Too good not to share

"Our" garden this year has already produced and insane number of green beans. I'm not even kidding. We have pounds and pounds and pounds of green beans from this garden and they are STILL coming. Crazy. While I do like green beans there are only so many you can eat just having them cooked up or in a casserole. So, last night I created something amazing. I whipped up a tempura batter and fried the beans, then added salt, pepper and some parmesan cheese. Probably the most amazing thing I've even eaten. This might actually be the best thing I've ever created, so I wanted to make sure I shared it with everyone.

Tempura Fried Green Beans with Parmesan Cheese

1 egg, beaten
10 oz (1 1/3 cup) unbleached cake flour
1/2 cup vodka
1 1/2 cups seltzer water
1-2 cups of fresh ground parmesan cheese. (Hint: not the stuff that comes in the green can)
salt/pepper

Info:
This recipe goes a LONG way. Jenny and I fried up two pasta strainers full of beans and we didn't even use the first half of the batter. It doesn't really look like it but this recipe makes quite a bit of batter, so you might want to have some other veggies around that you want to fry. I'm willing to bet some zuccini, mushrooms, pickles or anything like that would work great here. The directions have you create 2 small batches of batter. Apparently the small batches of batter work better then one big batch. Keep the wet and dry ingredient for the second batch separate until you need it. Then just mix it up.

Step 1:
Gather up all your ingredients.

1 egg, beaten
10 oz (1 1/3 cup) unbleached cake flour
1/2 cup vodka
1 1/2 cups seltzer water
1-2 cups of fresh ground parmesan cheese. (not the stuff that comes in the green can - real parmesan cheese that you grate yourself)
salt/pepper
Bunch of ice cubes

This was adapted from Alton Brown's Tempura Recipe. http://www.foodnetwork.com/recipes/alton-brown/tempura-recipe/index.html take a look at it if you want to see what I changed.

Step 2:
Separate the flour into 2 equal portions and set one aside for later.

Step 3:
Mix up the wet ingredients.

Step 4:
Separate the wet ingredients into 2 equal portions.

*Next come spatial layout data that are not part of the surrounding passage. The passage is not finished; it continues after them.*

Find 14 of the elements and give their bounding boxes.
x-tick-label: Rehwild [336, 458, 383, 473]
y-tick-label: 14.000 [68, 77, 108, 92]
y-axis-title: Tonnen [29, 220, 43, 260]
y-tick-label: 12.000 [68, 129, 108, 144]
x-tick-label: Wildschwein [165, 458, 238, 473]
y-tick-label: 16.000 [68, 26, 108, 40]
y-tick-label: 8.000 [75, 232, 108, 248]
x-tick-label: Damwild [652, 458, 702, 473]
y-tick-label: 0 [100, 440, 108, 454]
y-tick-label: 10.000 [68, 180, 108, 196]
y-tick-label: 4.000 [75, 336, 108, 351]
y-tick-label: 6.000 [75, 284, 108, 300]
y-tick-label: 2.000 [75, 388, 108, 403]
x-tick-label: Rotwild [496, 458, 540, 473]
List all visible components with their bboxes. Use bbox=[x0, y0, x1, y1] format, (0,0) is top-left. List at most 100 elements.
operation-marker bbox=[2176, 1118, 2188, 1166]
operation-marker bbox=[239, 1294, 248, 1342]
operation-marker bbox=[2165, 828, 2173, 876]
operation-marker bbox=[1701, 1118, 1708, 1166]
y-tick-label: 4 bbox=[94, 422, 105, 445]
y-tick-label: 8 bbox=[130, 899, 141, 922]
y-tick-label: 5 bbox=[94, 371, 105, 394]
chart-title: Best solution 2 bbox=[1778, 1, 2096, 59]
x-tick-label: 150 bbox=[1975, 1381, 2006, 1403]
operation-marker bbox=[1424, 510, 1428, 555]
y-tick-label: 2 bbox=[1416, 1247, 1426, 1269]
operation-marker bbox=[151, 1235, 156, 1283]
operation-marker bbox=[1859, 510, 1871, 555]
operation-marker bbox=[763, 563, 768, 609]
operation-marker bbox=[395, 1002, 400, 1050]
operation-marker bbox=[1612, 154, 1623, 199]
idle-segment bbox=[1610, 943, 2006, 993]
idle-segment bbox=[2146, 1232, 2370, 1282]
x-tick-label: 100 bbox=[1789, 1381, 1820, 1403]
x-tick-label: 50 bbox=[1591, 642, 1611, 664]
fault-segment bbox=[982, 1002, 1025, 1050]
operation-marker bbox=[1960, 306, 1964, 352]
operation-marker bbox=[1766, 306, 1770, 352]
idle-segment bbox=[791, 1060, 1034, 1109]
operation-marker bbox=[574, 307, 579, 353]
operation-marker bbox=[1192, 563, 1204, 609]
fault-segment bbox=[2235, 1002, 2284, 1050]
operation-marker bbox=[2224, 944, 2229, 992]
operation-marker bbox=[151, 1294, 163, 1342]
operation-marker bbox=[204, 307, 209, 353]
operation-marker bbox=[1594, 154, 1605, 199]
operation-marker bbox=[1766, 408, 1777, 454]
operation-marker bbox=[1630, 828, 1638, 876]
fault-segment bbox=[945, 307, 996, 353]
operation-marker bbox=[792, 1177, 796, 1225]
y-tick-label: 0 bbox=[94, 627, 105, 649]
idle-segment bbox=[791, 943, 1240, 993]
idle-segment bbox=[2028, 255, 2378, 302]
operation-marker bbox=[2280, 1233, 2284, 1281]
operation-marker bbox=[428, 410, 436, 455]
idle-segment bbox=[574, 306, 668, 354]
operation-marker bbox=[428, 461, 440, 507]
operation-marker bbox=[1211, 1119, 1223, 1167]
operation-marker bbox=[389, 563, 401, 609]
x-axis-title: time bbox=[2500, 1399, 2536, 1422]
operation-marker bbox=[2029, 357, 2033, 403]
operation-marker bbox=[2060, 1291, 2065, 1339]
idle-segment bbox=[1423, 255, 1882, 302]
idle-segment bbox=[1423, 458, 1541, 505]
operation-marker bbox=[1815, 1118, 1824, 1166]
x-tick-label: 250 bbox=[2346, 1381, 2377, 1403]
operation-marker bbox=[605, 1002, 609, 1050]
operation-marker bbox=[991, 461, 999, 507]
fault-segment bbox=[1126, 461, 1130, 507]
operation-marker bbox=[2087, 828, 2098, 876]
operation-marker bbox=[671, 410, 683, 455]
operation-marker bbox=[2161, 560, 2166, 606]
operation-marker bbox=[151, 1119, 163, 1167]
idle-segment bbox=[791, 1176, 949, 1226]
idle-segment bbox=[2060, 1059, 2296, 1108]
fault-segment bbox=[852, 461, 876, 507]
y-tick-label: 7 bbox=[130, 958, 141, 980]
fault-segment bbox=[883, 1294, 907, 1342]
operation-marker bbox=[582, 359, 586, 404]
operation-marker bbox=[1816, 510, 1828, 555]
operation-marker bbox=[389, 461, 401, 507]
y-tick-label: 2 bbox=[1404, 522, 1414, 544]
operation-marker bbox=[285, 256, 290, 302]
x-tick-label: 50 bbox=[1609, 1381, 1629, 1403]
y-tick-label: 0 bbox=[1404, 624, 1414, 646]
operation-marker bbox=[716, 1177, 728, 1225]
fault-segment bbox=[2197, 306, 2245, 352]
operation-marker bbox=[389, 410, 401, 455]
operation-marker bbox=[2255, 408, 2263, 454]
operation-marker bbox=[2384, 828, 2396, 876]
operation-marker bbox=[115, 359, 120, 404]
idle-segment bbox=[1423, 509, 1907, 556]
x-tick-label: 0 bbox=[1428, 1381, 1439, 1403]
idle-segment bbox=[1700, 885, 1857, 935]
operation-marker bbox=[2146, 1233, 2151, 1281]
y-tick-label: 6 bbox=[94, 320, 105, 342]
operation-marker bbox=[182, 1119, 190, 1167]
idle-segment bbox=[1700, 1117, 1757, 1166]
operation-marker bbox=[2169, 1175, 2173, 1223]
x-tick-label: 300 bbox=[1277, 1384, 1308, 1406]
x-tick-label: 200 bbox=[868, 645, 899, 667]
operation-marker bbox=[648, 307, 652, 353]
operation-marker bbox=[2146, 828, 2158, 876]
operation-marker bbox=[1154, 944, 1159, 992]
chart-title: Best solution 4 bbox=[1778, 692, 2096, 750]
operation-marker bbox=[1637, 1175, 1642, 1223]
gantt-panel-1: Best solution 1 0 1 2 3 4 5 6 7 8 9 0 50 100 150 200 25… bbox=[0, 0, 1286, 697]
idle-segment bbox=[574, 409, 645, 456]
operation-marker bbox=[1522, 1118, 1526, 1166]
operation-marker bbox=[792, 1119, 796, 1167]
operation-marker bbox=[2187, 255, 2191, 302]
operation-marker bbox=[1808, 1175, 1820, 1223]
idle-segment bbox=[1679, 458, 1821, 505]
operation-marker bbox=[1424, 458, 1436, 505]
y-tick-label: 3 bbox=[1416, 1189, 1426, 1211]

Put one half of the wet ingredients in the fridge to keep it fresh if you need it later.

Step 5:
Whisk one of the portions of wet stuff in to one of the portions of dry stuff. You will have some little lumps in there, but it's fine. This will produce a VERY VERY VERY thin batter. It will look almost like cloudy water. This is how it's supposed to be. Set this bowl of batter inside of a larger bowl that has been filled part way with ice. This is to keep the batter as cold as possible right up to the frying process. Turns out better this way.

Step 6:
Dump a good handful of beans into the batter and let them sit for a minute or so. Then pick them up with tongs letting them drip a little, then drop them in to your hot oil. They took about a minute or 2 to fry up. I liked waiting until the beans started to stick to each other a little. When you scoop them out, they are almost like a "nest". The batter won't get real brown, just slightly darker then it's uncooked color. It will be a really lightly coated batter, but it will still be crunchy and taste fried.

Step 7:
Right from the oil, put them on some paper towel and sprinkle with salt, pepper and a light amount of cheese.

Step 8:
Let cool down for a minute or so so you don't burn your mouth and enjoy!